In a private presentation to reporters in May 2007, Brunstrom launched a new approach to speeding, offering courses and training rather than points and fines. Brunstrom used a series of photographs of dead motorists to emphasize the seriousness of road safety. Mark Gibney was 40 years old, motorcycling at 95 mph, when he was decapitated in an accident in 2003. Brunstrom had photographs of Gibney's decapitated body inserted after an earlier draft of the presentation was not "gruesome" enough. He was investigated by the IPCC, which found that he had broken no rules. However, it gave him a warning "for failing to warn the family that the images would be used." and for expecting to be able to show the images to reporters without their being reported. Albert Owen, the Labour MP for Anglesey, said that the controversy surrounding him overshadowed the work of the police. However, public perception of the North Wales police did not worsen when Brunstrom was mentioned. Brunstrom apologised to Gibney's family and admitted making a mistake he regretted. He said that he would if given the choice use the photograph again, but would approach the family first.

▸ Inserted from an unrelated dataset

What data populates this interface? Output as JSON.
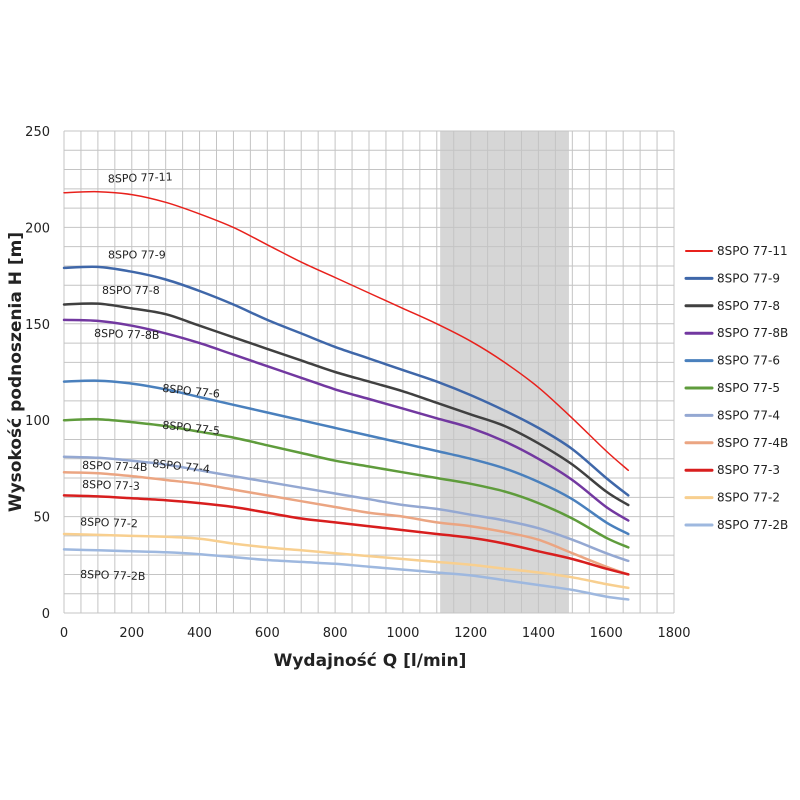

===Drug decriminalisation===
Brunstrom has called for the decriminalisation of all drugs – including heroin and cocaine – and has urged the Government to declare an end to the "failed" war on illegal narcotics. He was police co-ordinator on drugs policy across Wales.

===Welsh language===
Brunstrom has been praised for his learning and promotion of the Welsh language, in which he holds an A level. This has led to his being created an honorary Druid by the Gorsedd of Bards list at the 2006 National Eisteddfod, and in April 2007 he made a speech to Welsh communities pressure group Cymuned in which he urged politicians to update the 1993 Welsh Language Act, saying he was doing his duty by raising it.

===CCTV, antisocial behaviour===
Brunstrom was very supportive of the use of CCTV in general as a tool in the fight against petty crime and environmental crime, such as dogs defecating in public places.

===Trial of Taser===
In September 2007, as a demonstration of support for Tasers being trialed in rural areas of North Wales, Brunstrom volunteered to be tasered by his fellow officers. Video footage of the event was posted on the force's website; Brunstrom was tasered for 1.5 seconds, and swore as he lost control of his body. Afterwards he described the event as "Not pleasant" and warned "I very strongly advise you, if faced by an officer and a Taser, that you follow the instructions of the nice police officer, because you will not enjoy the consequences of disobedience.".

===Weekend working===
Wanting to get in to North Wales Police headquarters to work at a weekend, and finding that his key fob did not work, Brunstrom broke in to his headquarters, scaling scaffolding attached to the building and climbing through a window. It was initially claimed that this was a stunt to expose lax security.

===Wildlife crime===
He was head of the UK's National Wildlife Crime Unit.

===Honours and retirement===

| Ribbon | Description | Notes |
|  | Queen's Police Medal (QPM) | 2006 |
|  | Queen Elizabeth II Golden Jubilee Medal |  |
|  | Police Long Service and Good Conduct Medal |  |

Brunstrom was awarded the Queen's Police Medal (QPM) in the 2006 Birthday Honours. He retired in 2009.